The other binary event is the outright purchase of the company and Big Pharma could accelerate their due diligence as the realization that the company is developing a go it alone strategy of licensing.  There are a lot of moving parts to the overall picture when playing the valuation gap.  If the company fails to achieve forward momentum in their drug development, and delays the filing of the BLA, the issue of dilution will creep back.  Conversely if they land a licensing deal with significant size they can fund drug development without a partner avoiding the issue of dilution all together.

Investment Summary

The extended trial results just released by AMPE dramatically change the earnings model for the company. Before the trial results were announced earnings models assumed a progressive market penetration with a large salesforce over a number of years. The new statistically relevant data showed an over 50% reduction in TKR surgeries.  Investors need to let this fact sink in to understand the magnitude.   AmpionTM could become a first-line therapy in treating OAK and the new SOC which would require its use before attempting a TKR surgery.
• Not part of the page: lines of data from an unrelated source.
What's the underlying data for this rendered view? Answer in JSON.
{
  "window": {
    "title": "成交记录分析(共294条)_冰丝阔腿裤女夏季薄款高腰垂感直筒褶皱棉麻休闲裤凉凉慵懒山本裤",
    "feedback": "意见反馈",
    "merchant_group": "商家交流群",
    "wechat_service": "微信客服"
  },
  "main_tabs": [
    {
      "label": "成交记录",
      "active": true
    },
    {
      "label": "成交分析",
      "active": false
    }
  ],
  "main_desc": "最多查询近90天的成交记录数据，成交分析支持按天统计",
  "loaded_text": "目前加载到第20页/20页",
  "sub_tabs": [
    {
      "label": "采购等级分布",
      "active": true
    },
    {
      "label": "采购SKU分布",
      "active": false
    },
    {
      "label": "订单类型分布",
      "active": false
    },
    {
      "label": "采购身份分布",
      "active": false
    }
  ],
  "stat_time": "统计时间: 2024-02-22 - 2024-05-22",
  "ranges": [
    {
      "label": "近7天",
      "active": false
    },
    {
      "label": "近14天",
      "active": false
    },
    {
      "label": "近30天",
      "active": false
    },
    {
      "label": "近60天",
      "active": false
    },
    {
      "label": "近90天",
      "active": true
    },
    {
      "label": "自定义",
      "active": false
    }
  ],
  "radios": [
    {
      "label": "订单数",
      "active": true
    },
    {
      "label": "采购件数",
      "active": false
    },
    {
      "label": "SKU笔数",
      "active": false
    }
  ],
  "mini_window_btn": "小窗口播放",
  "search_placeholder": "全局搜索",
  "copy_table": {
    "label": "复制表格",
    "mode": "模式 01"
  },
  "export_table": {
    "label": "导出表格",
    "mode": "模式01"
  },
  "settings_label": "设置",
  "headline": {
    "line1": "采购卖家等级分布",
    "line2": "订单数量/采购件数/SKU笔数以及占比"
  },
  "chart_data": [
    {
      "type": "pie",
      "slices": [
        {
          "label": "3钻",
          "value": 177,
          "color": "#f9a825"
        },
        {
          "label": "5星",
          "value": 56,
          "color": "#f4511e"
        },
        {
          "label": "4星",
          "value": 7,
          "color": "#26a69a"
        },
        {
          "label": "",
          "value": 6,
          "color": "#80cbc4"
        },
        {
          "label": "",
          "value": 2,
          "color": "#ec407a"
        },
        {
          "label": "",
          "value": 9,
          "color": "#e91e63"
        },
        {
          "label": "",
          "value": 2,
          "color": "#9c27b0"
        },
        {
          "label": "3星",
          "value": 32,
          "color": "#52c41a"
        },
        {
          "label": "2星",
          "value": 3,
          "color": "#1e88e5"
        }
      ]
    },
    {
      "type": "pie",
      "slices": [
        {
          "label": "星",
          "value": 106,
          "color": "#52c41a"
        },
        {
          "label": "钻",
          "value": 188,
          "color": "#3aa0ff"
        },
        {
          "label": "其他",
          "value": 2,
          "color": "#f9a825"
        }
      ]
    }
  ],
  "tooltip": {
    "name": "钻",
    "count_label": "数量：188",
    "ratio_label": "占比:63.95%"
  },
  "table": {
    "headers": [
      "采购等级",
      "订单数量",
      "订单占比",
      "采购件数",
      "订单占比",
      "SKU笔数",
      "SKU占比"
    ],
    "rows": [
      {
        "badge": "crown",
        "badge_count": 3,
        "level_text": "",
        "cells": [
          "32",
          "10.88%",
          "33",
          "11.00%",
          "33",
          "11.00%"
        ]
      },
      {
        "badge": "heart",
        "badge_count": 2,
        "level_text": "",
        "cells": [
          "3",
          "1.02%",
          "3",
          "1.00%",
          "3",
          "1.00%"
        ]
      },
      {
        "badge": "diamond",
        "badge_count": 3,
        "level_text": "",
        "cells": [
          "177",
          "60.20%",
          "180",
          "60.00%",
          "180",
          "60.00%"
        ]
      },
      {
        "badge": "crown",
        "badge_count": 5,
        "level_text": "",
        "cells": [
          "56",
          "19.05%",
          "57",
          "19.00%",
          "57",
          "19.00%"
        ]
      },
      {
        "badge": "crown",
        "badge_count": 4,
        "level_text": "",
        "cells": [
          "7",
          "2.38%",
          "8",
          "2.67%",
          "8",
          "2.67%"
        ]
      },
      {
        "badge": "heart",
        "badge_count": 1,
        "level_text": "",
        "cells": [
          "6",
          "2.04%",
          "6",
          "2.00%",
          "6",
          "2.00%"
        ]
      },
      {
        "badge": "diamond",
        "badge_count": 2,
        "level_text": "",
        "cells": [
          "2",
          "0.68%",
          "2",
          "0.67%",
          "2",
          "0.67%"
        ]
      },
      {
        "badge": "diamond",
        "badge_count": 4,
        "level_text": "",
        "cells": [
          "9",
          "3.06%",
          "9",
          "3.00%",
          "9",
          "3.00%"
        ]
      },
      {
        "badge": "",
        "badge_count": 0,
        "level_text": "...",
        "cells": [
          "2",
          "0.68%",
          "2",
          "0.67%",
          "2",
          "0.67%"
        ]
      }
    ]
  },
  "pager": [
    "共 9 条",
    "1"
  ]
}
If this becomes the new protocol, it falls on the governing body, the AAOS, to spread the word on the use of AmpionTM. AMPE might not need to build a robust sales force to reap the benefits.

AMPE is a very attractive buyout candidate for 3 reasons.

  • The first is that it is a platform technology that will also work with other joints like the hip, shoulder, and elbow.
  • The second reason is that the pipeline for new OAK drugs is dwindling due to the low reimbursement climate and only a new drug like AmpionTM can fix the issue.
  • The third reason AMPE might get purchased boils down to politics as one of the big pharma drug makers might simply buy AMPE to show they are serious about repairing their image from the opioid litigation.

The stock could be grossly undervalued based on the earnings model and currently has approximately a $200 million market capitalization. Further, the stock could have immediate upside of 5 – 10 times from the current market price as buyout speculation surfaces again. A possible catalyst might be a licensing deal to wake the market up to the numerous suitors that would want this prized technology.